O an anladım ki, ben öldüm veya baygın halde hastaneye kaldırıldım...

"Acaba beni merak ederler mi ailem?' diye geçirdim içimden.

Bedenen ölü durumda olsam da, akli melekemin hâlâ canlı olduğunu, duyduğunu, gördüğünü, bütün duyguları hissettiğini anladım...

Kendimi öldüğüme inandırmış olmalıyım ki arabadan iner iner inmez, yıllar önce vefat eden babamı karşımda gördüm..
Yanına gittim, konuştum. Bahçeli güzel bir evde oturuyordu. Yanında amcam da vardı.

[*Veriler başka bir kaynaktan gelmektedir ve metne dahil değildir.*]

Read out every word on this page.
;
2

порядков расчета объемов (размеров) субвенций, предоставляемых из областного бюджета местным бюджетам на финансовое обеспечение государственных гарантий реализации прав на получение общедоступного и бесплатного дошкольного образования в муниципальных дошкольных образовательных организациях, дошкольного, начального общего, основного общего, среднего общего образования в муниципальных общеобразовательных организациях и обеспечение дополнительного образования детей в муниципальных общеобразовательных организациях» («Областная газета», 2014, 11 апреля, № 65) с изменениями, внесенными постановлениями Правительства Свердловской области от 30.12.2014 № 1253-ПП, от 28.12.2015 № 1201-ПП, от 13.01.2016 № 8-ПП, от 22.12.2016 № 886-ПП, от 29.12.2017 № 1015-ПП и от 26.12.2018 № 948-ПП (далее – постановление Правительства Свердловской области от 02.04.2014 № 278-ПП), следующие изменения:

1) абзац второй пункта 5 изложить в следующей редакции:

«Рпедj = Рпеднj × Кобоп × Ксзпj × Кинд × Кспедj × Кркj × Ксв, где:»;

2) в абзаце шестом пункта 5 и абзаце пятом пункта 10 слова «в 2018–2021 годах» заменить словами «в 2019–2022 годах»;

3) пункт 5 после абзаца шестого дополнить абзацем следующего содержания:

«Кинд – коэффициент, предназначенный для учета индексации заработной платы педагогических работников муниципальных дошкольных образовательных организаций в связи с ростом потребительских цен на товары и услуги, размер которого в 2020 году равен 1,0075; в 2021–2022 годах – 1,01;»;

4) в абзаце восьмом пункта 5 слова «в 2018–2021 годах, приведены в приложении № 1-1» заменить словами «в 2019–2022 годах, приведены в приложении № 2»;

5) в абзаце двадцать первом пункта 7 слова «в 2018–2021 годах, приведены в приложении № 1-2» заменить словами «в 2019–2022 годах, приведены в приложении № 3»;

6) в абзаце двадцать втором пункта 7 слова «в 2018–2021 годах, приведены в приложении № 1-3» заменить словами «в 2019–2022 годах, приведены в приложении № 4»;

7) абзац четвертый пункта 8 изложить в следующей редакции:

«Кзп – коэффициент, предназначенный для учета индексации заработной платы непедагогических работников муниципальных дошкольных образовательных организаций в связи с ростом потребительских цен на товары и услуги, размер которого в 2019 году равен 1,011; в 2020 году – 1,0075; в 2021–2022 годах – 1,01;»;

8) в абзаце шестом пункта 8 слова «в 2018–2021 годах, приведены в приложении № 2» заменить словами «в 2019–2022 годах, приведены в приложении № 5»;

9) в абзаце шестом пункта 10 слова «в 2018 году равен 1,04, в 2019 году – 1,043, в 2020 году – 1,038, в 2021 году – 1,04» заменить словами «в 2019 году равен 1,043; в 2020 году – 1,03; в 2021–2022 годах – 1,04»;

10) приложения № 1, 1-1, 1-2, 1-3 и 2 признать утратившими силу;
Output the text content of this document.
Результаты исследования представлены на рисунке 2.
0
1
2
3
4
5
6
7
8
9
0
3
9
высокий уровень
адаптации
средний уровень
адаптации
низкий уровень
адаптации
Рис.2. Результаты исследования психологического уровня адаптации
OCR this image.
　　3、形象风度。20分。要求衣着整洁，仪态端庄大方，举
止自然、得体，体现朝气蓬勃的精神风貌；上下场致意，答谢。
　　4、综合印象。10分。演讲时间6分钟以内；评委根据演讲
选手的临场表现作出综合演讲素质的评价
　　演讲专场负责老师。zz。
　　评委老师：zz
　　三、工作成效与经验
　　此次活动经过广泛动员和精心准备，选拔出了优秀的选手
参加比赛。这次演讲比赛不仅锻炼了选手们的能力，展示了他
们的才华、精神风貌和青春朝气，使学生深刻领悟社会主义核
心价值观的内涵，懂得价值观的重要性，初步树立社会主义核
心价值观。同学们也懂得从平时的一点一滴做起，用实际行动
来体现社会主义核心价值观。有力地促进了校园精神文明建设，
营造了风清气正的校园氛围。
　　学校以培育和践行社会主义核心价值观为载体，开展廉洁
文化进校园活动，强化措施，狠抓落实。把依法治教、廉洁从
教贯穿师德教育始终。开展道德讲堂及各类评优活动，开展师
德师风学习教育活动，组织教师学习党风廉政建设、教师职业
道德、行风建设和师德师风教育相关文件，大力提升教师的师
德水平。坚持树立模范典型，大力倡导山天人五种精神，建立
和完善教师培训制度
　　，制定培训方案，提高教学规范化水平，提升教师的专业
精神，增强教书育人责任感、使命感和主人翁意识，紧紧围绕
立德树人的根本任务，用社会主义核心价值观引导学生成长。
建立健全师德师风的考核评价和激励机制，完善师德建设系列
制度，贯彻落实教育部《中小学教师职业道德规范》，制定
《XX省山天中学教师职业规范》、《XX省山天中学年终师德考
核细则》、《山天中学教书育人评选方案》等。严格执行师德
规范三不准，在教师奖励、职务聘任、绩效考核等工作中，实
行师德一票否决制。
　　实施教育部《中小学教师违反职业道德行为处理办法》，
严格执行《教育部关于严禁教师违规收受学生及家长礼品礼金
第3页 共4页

Babamdan çok amcamla dertleştik. Elini elimden bırakmadım...
"Kızlarım kaldı Dünya'da. Onları çok özlüyorum. Bensiz ne yapacaklarını bilmezler. Buradan gitmenin bir yolu yok mu?
Belki daha ölmedim, hastanede tedavi görüyorumdur, hı ne dersin?"

Amcam hiç konuşmadı. Sadece dinledi. Tekerlekli sandalyede oturuyordu...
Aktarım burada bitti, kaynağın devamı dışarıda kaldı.